Zapping Depression

Depression is a serious, complicated condition affecting 264 million people worldwide. It’s the leading cause of disability, and women are twice as likely as men to suffer the chronic feelings of sadness that put people at a very real risk of suicide. Now, researchers at the University of California San Francisco believe a “pacemaker for the brain” may be a successful treatment for those with severe depression.

UCSF doctors implanted a small device in a woman’s brain that continuously monitored neurological activity. When leads attached to the device detected abnormal brain activity, it emitted electrical pulses to two separate areas of the brain.
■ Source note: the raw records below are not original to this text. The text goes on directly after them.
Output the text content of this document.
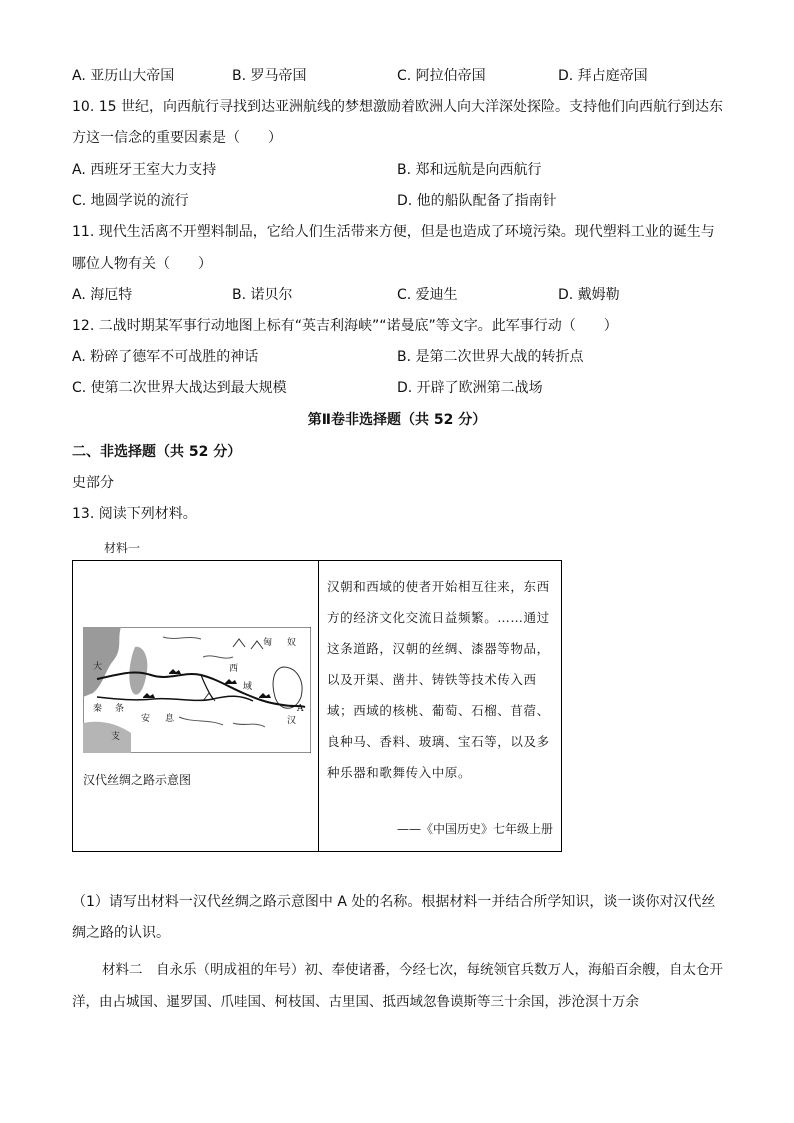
A. 亚历山大帝国	B. 罗马帝国	C. 阿拉伯帝国	D. 拜占庭帝国
10. 15 世纪，向西航行寻找到达亚洲航线的梦想激励着欧洲人向大洋深处探险。支持他们向西航行到达东
方这一信念的重要因素是（　　）
A. 西班牙王室大力支持	B. 郑和远航是向西航行
C. 地圆学说的流行	D. 他的船队配备了指南针
11. 现代生活离不开塑料制品，它给人们生活带来方便，但是也造成了环境污染。现代塑料工业的诞生与
哪位人物有关（　　）
A. 海厄特	B. 诺贝尔	C. 爱迪生	D. 戴姆勒
12. 二战时期某军事行动地图上标有“英吉利海峡”“诺曼底”等文字。此军事行动（　　）
A. 粉碎了德军不可战胜的神话	B. 是第二次世界大战的转折点
C. 使第二次世界大战达到最大规模	D. 开辟了欧洲第二战场
第Ⅱ卷非选择题（共 52 分）
二、非选择题（共 52 分）
史部分
13. 阅读下列材料。
材料一
匈 奴
大
秦 条
支
安 息
西
域
汉
A
汉代丝绸之路示意图
汉朝和西域的使者开始相互往来，东西方的经济文化交流日益频繁。……通过这条道路，汉朝的丝绸、漆器等物品，以及开渠、凿井、铸铁等技术传入西域；西域的核桃、葡萄、石榴、苜蓿、良种马、香料、玻璃、宝石等，以及多种乐器和歌舞传入中原。
——《中国历史》七年级上册
（1）请写出材料一汉代丝绸之路示意图中 A 处的名称。根据材料一并结合所学知识，谈一谈你对汉代丝
绸之路的认识。
材料二　自永乐（明成祖的年号）初、奉使诸番，今经七次，每统领官兵数万人，海船百余艘，自太仓开洋，由占城国、暹罗国、爪哇国、柯枝国、古里国、抵西域忽鲁谟斯等三十余国，涉沧溟十万余
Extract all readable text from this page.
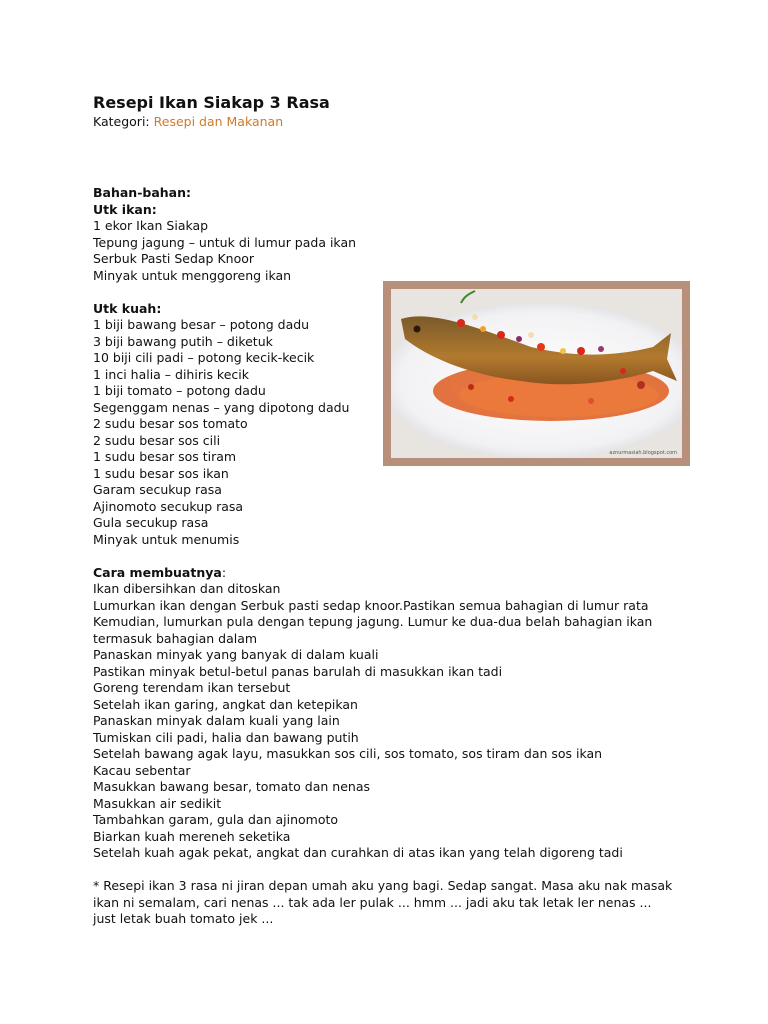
Resepi Ikan Siakap 3 Rasa
Kategori: Resepi dan Makanan
Bahan-bahan:
Utk ikan:
1 ekor Ikan Siakap
Tepung jagung – untuk di lumur pada ikan
Serbuk Pasti Sedap Knoor
Minyak untuk menggoreng ikan
Utk kuah:
1 biji bawang besar – potong dadu
3 biji bawang putih – diketuk
10 biji cili padi – potong kecik-kecik
1 inci halia – dihiris kecik
1 biji tomato – potong dadu
Segenggam nenas – yang dipotong dadu
2 sudu besar sos tomato
2 sudu besar sos cili
1 sudu besar sos tiram
1 sudu besar sos ikan
Garam secukup rasa
Ajinomoto secukup rasa
Gula secukup rasa
Minyak untuk menumis
Cara membuatnya:
Ikan dibersihkan dan ditoskan
Lumurkan ikan dengan Serbuk pasti sedap knoor.Pastikan semua bahagian di lumur rata
Kemudian, lumurkan pula dengan tepung jagung. Lumur ke dua-dua belah bahagian ikan termasuk bahagian dalam
Panaskan minyak yang banyak di dalam kuali
Pastikan minyak betul-betul panas barulah di masukkan ikan tadi
Goreng terendam ikan tersebut
Setelah ikan garing, angkat dan ketepikan
Panaskan minyak dalam kuali yang lain
Tumiskan cili padi, halia dan bawang putih
Setelah bawang agak layu, masukkan sos cili, sos tomato, sos tiram dan sos ikan
Kacau sebentar
Masukkan bawang besar, tomato dan nenas
Masukkan air sedikit
Tambahkan garam, gula dan ajinomoto
Biarkan kuah mereneh seketika
Setelah kuah agak pekat, angkat dan curahkan di atas ikan yang telah digoreng tadi
* Resepi ikan 3 rasa ni jiran depan umah aku yang bagi. Sedap sangat. Masa aku nak masak ikan ni semalam, cari nenas ... tak ada ler pulak ... hmm ... jadi aku tak letak ler nenas ... just letak buah tomato jek ...
aznurmasiah.blogspot.com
Doctors say the “pacemaker” delivered near immediate relief from severe depression that was resistant to other conventional treatments. What’s more, the effects of the deep brain stimulation lasted for 15 months, making it superior to other therapies, which offered relief for only for 4 to 8 weeks.

Next up, new, larger trials of 3, then 12 patients. Doctors hope to investigate brain circuitry on a larger scale, and map “depression” brain signals and patterns, a process that so far has proven elusive. Still, similar electro-convulsive therapies have eased the effects of epilepsy, bipolar disorder, and Parkinson’s. So, there’s hope this discovery will be a gateway to more effective and safe treatments that don’t require anti-depressants with side effects like muscle twitches, seizures or irregular heartbeat.